Namun dengan cepat ia kembali bangkit dan menghapus air matanya, ia tak lagi membawa kopernya sebab tak kuat untuk sekedar menariknya saja. Entah di mana ia meninggalkannya—ia hanya membawa sekantung koin emas pemberian Yavanna yang mungkin bisa menjadi penyangga kehidupannya serta calon bayinya hingga tiga sampai lima tahun ke depan.

Tanpa babibu, Miran mendongak ke atas, "Athena! Kutuk aku jadi semut saja! Aku letih menjadi manusia!"

Namun tak ada yang terjadi, mau tak mau Miran harus kembali melanjutkan langkahnya.

Kakinya terseret-seret di tanah ketika berjalan, hingga berakhirlah tubuhnya yang tercebur ke dalam sungai. Entah sungai apa, namun ia benar-benar lemas—tak memiliki tenaga sama sekali. Ia bahkan membiarkan nasibnya begitu saja, tak memikirkan bagaimana lagi ke depannya. Meskipun ia akan berakhir dengan kematian karena kehabisan napas atau mungkin dimangsa buaya pun ia tak peduli lagi. Ia malah berharap hal itu terjadi. Seputus asa itu ia saat ini.

Miran benar-benar letih, ia bahkan membiarkan matanya memejam, menghitung detik-detik kematiannya dengan cara yang damai—hingga akhirnya lama-kelamaan kesadarannya mulai memudar, entah itu karena mengantuk—atau mungkin memang sudah saatnya.

⌗ ✰

Kelopak matanya mulai terbuka, menyambut pupil biru yang terlihat masih menyesuaikan keadaannya. Menatap atap-atap megah dan elegan—seperti atap yang sering ia lihat beberapa belakangan terakhir. Spontan matanya melebar, baru saja ia ingin bangun dari ranjang empuk ini—namun sebuah tangan yang melingkar di pinggangnya menahannya. Tanpa melihat siapa dia—Miran sudah tahu siapa pelakunya.

Dari harumnya saja sudah tercium kalau itu Jimin.

Miran malah membeku di tempat—dia terjebak.

"Maafkan aku, semestaku..."

Dada Miran sesak seketika, bahkan mendengar napas Jimin saja sudah membuat dadanya sangat sakit—bagaimana ketika mendengar ucapannya yang seperti ini?

Miran semakin terjebak dan membeku, memilih memunggungi Jimin—menghindarinya karena masih merasa sakit. Ia masih letih, masih malas untuk berdebat. Ia belum siap mendengar hal-hal yang menyakitkan lagi.
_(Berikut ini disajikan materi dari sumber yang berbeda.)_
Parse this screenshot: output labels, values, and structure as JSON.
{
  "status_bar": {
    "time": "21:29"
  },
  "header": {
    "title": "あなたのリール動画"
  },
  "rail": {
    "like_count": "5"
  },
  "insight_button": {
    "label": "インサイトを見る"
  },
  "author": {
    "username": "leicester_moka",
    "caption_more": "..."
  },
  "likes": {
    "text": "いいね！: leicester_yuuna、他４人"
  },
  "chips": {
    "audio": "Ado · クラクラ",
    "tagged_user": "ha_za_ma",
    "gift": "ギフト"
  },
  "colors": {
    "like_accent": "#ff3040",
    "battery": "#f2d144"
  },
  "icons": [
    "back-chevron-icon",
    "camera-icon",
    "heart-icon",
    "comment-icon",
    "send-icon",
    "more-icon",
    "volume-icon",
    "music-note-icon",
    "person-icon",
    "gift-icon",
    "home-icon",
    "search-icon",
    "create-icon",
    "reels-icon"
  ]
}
"Aku minta maaf... maafkan aku... aku bodoh, aku menyakitimu lagi. Tak seharusnya aku meninggalkanmu waktu itu..." nada Jimin terdengar sedih dan menyesal, dia semakin merapatkan tubuhnya dengan tubuh Miran menancapkan bibirnya untuk mengecup seluruh permukaan kulit Miran.

Itu sungguh menyiksa.

"Maafkan aku... kumohon jangan pergi... jangan tinggalkan aku, aku bisa gila kalau kau pergi... jangan pergi lagi, jangan..."

Miran tak sanggup menahan tangisannya lagi, isakannya keluar begitu saja bersamaan dengan air mata yang berlinang—berlomba dengan hujan deras di luar sana. Ia lelah menangis, namun air matanya tak mau berhenti mengalir. Isakannya pun tak kunjung mereda.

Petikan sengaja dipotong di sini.